First of all this should be noted that the Citrix ICA client for linux is java based and hence I got it working on the java enabled Firefox. When I connected to the gateway server I was presented with a screen asking various authentication things and the same screen also had an option to download the Citrix ICA client for linux. I downloaded and installed the client although it was quite outdated – ver 7.0 as compared to the latest version 9.0. I still downloaded it as I knew the latest will not work on my slackware laptop as I did not have the required version of libmotif installed (actually lesstiff). After installing it, I connected to the gateway interface of my company and when I clicked on the required desktop, I was prompted by firefox as it did not understood how to handle the .ica file. So I chose the /usr/lib/ICAClient/wfica.sh to execute this. This prompting problem can be fixed using the file associations of your desktop environment.

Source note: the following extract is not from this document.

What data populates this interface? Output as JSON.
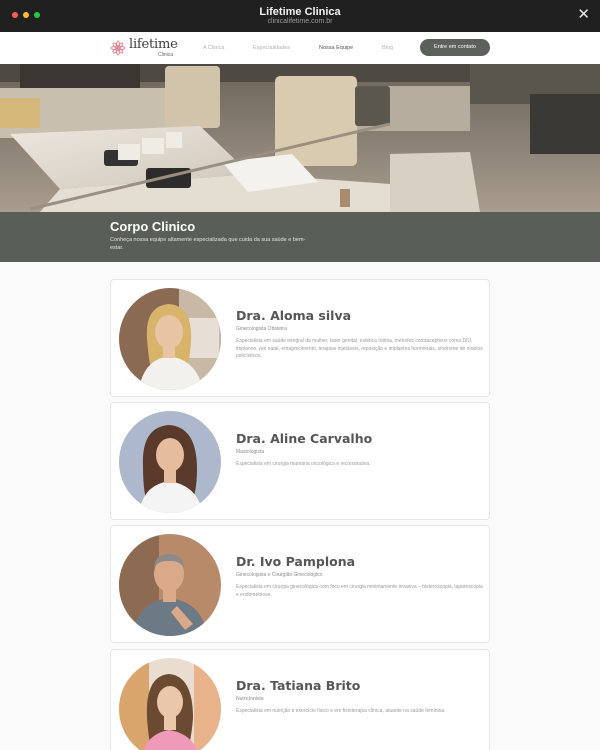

You should assiciate .ica files with the above shell script.
To my surprise I got prompted “You have chosen not to trust Thawte Premium Server CA”. I thought I needed to import the Thawte root certificates in firefox and hence downloaded them from http://www.thawte.com/roots/ website. But even after importing I got the same message. I then searched the web around and understood that I needed to import the root certificated to the
directory. The zip files of various Thawte certificates I downloaded above was having a file “Thawte Server Roots/ThawtePremiumServerCA.cer”, I copied this to /usr/lib/ICAClient/keystore/cacerts as ThawtePremiumServerCA.crt.
$ sudo cp ThawtePremiumServerCA.cer /usr/lib/ICAClient/keystore/cacerts/ $ sudo mv /usr/lib/ICAClient/keystore/cacerts/ThawtePremiumServerCA.cer /usr/lib/ICAClient/keystore/cacerts/ThawtePremiumServerCA.crt
The reason for rename was that the Citrix ICA client expects the .crt extension for the certificates.
This worked, and now I could see the desktop.